O regresso de Mila a Portugal 

 

O que poderá ser Portugal se, hoje, não formos apenas uma porta de passagem de um mundo de que se foge, mas um local de memória, permanência e construção?

Por detrás dos números e dos acontecimentos da História há sempre nomes e pessoas concretas de carne e osso.  

Mila nasceu em Varsóvia (1929) e passou a infância na pequena aldeia rural polaca de Sarny, hoje território ucraniano. 

Exilada em Paris, para onde conseguiu fugir antes do extermínio de toda a população judaica de Sarny, pelas mãos das tropas nazis, a família Liberman e a sua pequena filha encontraram na capital francesa um porto de abrigo. 

Em Paris, Mila estudou num colégio interno para crianças russas e os pais desenvolveram um pequeno negócio na área têxtil. A iminência da invasão da capital francesa pelos alemães, apanha-os de férias em Biarritz com as malas cheias das roupas que produziam e pretendiam vender naquela estância de férias. 

A hipótese de deportação para a Polónia muda – num ápice – os planos da família de voltar à cidade que os acolhera. A fronteira de Espanha estava aberta e Portugal podia ser a porta de saída de uma Europa em guerra. Da vizinha Bordéus chega a boa-nova e com um visto na mão passado por Aristides de Sousa Mendes, cônsul de Portugal naquela cidade, partem num comboio em direção a Vilar Formoso rumo ao desconhecido. 

Da entrada em Portugal, Mila insistia em não ter memórias. A família é instalada na Figueira da Foz e durante meses aguarda a hipótese de partir para as américas. Colômbia, Perú, Estados Unidos, Brasil, onde fosse possível. Na praia, a educação aristocrática de Mila e o facto de falar francês chama a atenção de algumas famílias veraneantes que incentivam as suas filhas a brincar com a jovem. O pai de uma dessas meninas, ministro de Salazar, interessa-se pela sua jornada e ajudá-los-á a chegar a Lisboa no final do verão de 1940. E é em meados do mês de dezembro desse ano que deixam a Europa continental, no paquete Quanza, rumo ao novo mundo. Chegam ao Rio de Janeiro, em pleno Carnaval de 41, num ambiente festivo de cor e alegria que prenunciava o tom de uma vida nova.         

A biografia de Mila Liberman, a que acrescentou o apelido Zeiger pelo casamento já em São Paulo com um imigrante também judeu - e com que fez uma dupla imbatível-, explica na primeira pessoa muito da história do século XX e dos dias que agora vivemos. Uma mulher fascinante nascida na Polónia que, com os pais, fugiu de uma Europa insana e encontrou no “Brasil, País do Futuro” um palco à medida do seu brilhantismo.
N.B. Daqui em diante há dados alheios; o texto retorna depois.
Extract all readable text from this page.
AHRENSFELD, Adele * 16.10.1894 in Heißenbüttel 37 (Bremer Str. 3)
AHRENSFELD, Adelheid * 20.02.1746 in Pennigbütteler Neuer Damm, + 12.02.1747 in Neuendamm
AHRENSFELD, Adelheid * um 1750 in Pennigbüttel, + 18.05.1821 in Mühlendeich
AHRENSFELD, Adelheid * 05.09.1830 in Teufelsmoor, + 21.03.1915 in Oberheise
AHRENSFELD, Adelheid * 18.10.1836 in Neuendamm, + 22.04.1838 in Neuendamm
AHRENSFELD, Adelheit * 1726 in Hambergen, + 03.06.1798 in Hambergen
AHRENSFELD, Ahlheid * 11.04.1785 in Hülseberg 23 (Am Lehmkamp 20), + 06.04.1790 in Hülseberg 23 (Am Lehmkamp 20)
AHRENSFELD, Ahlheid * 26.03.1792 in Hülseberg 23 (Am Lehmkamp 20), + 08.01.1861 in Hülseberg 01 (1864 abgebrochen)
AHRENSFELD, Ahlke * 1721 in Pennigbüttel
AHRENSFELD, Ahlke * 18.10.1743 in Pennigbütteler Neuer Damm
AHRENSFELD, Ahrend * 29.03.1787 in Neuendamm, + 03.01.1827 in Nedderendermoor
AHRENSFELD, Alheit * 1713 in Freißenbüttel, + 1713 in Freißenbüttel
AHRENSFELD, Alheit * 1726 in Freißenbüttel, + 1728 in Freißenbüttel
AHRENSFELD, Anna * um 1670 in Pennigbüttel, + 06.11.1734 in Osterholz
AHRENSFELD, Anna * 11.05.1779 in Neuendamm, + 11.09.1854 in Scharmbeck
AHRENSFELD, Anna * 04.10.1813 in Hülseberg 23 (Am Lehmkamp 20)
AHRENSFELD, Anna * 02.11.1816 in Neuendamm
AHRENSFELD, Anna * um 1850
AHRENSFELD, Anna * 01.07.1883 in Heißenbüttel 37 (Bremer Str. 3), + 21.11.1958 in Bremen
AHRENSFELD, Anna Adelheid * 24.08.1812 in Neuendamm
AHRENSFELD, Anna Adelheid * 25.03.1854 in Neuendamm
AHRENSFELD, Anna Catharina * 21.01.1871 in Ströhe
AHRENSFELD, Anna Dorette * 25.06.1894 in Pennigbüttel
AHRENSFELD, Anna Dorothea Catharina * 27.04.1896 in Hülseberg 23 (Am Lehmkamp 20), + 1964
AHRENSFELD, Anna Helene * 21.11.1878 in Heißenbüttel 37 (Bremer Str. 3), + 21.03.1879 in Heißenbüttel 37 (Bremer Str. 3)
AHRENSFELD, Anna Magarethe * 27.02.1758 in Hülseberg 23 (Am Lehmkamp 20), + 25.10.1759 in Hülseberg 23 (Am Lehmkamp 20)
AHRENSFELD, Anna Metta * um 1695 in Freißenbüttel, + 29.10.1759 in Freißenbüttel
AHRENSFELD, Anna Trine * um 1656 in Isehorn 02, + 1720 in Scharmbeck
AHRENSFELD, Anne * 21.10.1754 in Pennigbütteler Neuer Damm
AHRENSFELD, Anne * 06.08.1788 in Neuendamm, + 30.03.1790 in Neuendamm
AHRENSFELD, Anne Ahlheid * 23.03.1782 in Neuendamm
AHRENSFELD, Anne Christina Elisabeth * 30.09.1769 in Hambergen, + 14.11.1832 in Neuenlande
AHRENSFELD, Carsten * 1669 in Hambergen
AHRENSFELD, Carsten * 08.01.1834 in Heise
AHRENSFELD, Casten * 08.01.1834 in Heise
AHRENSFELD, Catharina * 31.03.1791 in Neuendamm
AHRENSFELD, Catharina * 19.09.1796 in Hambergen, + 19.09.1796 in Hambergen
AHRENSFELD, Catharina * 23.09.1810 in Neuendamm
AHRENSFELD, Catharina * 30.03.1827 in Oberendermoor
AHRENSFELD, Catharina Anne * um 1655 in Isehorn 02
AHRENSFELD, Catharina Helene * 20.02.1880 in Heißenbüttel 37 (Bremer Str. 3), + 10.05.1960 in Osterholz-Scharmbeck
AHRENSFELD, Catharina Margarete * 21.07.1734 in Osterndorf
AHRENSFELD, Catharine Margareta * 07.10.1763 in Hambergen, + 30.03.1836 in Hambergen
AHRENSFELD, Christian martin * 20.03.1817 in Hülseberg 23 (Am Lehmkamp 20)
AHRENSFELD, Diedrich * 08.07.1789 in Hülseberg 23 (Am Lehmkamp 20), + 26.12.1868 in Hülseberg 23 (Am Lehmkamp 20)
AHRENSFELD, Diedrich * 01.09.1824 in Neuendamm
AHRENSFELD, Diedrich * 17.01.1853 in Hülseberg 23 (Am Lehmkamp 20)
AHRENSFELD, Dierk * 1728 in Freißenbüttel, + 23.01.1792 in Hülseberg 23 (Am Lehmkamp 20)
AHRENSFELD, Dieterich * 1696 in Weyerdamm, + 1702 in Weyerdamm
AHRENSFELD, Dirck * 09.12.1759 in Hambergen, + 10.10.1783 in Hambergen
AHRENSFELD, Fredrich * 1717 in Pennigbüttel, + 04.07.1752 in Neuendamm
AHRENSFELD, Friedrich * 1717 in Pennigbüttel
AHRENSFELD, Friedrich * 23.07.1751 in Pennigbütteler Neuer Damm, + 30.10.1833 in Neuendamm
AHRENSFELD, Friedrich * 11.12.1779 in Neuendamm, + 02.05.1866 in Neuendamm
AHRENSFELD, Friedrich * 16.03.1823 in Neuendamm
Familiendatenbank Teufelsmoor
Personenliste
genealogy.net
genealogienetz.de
Em poucos anos, a partir das roupas trazidas na mala de Biarritz, tornou-se uma das mais bem-sucedidas empresárias têxtil do Brasil e o seu nome foi sinónimo de bom gosto no mundo da moda e na elite cultural brasileira.  

Poucas semanas antes de falecer, na sala da sua casa de São Paulo, perguntada sobre porque nunca tinha voltado a Portugal, entre um olhar surpreendido, amedrontado e uma tirada assertiva mas doce, respondeu: “nunca tive vontade de voltar àquele país cinzento que conheci”. Na parede, não muito distante, no retrato de Mila pintado por Di Cavalcanti pairava o mesmo olhar que toda a vida escondeu a sua própria tristeza.

Depois da morte da sua mãe, Sérgio (um dos seus quatro filhos) desembarcou em Portugal, um país já colorido que Mila, apesar das suas contantes viagens à Europa, Israel, EUA, não quis conhecer. Visitou a Figueira da Foz do século XXI e tomou conhecimento da existência do Museu de Vilar Formoso – Fronteira da Paz. Espantando, encontrou um sentido para os documentos, cartas, papeis, fotografias e as memórias contadas pela mãe no final da vida, editadas em livro postumamente. Ativista como é, já está a colaborar com o Museu. Mila Zeiger também faz parte dele. 

Sérgio acredita ter feito as pazes com o país que apesar de porta de acesso à liberdade não deixou boas memórias à sua mãe. 

O que teria sido da Europa sem a fuga dos judeus e o que seriam as “Américas” sem esse sangue transformador? O que poderá ser Portugal se, hoje, não formos apenas uma porta de passagem de um mundo de que se foge, mas um local de memória, permanência e construção?